Dear colleagues...

To continue the proposal to use < certain > forms of .AMB as a real-world format for the transport/storage of 3D audio (including music recordings), I would like to hint to some further and important issues involved.

A full .AMB decoder would have to be able to decode the nine different combinations of .AMB to different (standard?) loudspeaker configurations, and also to headphones. (The latter would be some important point in my "requirement list".) This means there will be plenty of combinations, and some great opportunities to mess things up if anybody wants to implement the 9*9 "or so" combinations ... :-)

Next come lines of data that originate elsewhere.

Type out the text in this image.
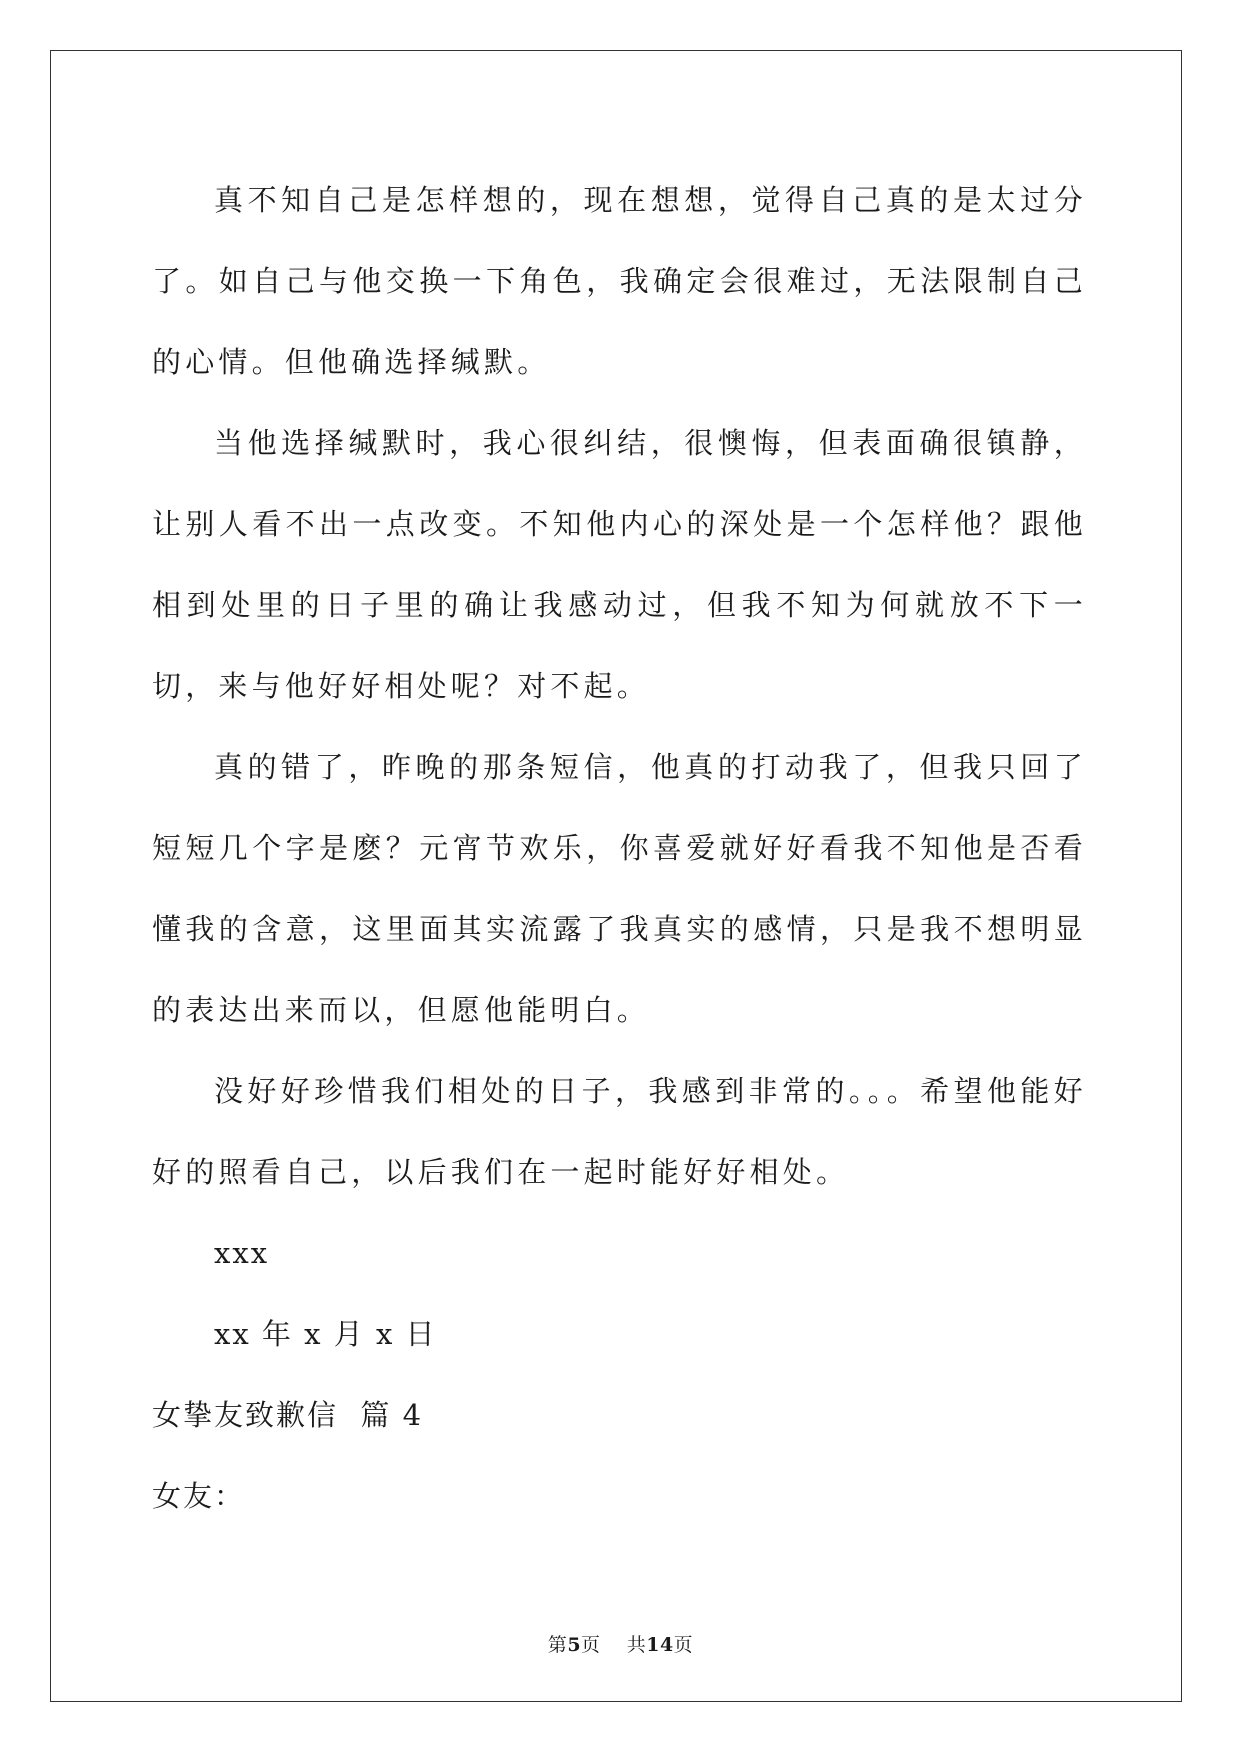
真不知自己是怎样想的，现在想想，觉得自己真的是太过分了。如自己与他交换一下角色，我确定会很难过，无法限制自己的心情。但他确选择缄默。

当他选择缄默时，我心很纠结，很懊悔，但表面确很镇静，让别人看不出一点改变。不知他内心的深处是一个怎样他？跟他相到处里的日子里的确让我感动过，但我不知为何就放不下一切，来与他好好相处呢？对不起。

真的错了，昨晚的那条短信，他真的打动我了，但我只回了短短几个字是麽？元宵节欢乐，你喜爱就好好看我不知他是否看懂我的含意，这里面其实流露了我真实的感情，只是我不想明显的表达出来而以，但愿他能明白。

没好好珍惜我们相处的日子，我感到非常的。。。希望他能好好的照看自己，以后我们在一起时能好好相处。

xxx

xx 年 x 月 x 日

女挚友致歉信  篇 4

女友：

第5页    共14页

It would be advantageous if we would be able to limit .AMB to some < CE profile > with far fewer combinations!

(To cover just FOA won't be enough. We know that FOA has certain limitations and won't be good enough for all applications. Think just of the sweet spot issues.)

My impression is that you would have to use < at least > 3rd order to overcome many/most of the typical FOA problems.

Some advantages of TOA, compared to FOA:

- much larger sweet spot (not only support for individual listeners; IMO this is very important, as I would like to be able to demonstrate some wonderful recordings to "at least one" friend, even better to "some friends". If you don't have friends, don't bother... :-D )

- angular resolution significantly improved, compared to FOA (improvement of more than factor 2)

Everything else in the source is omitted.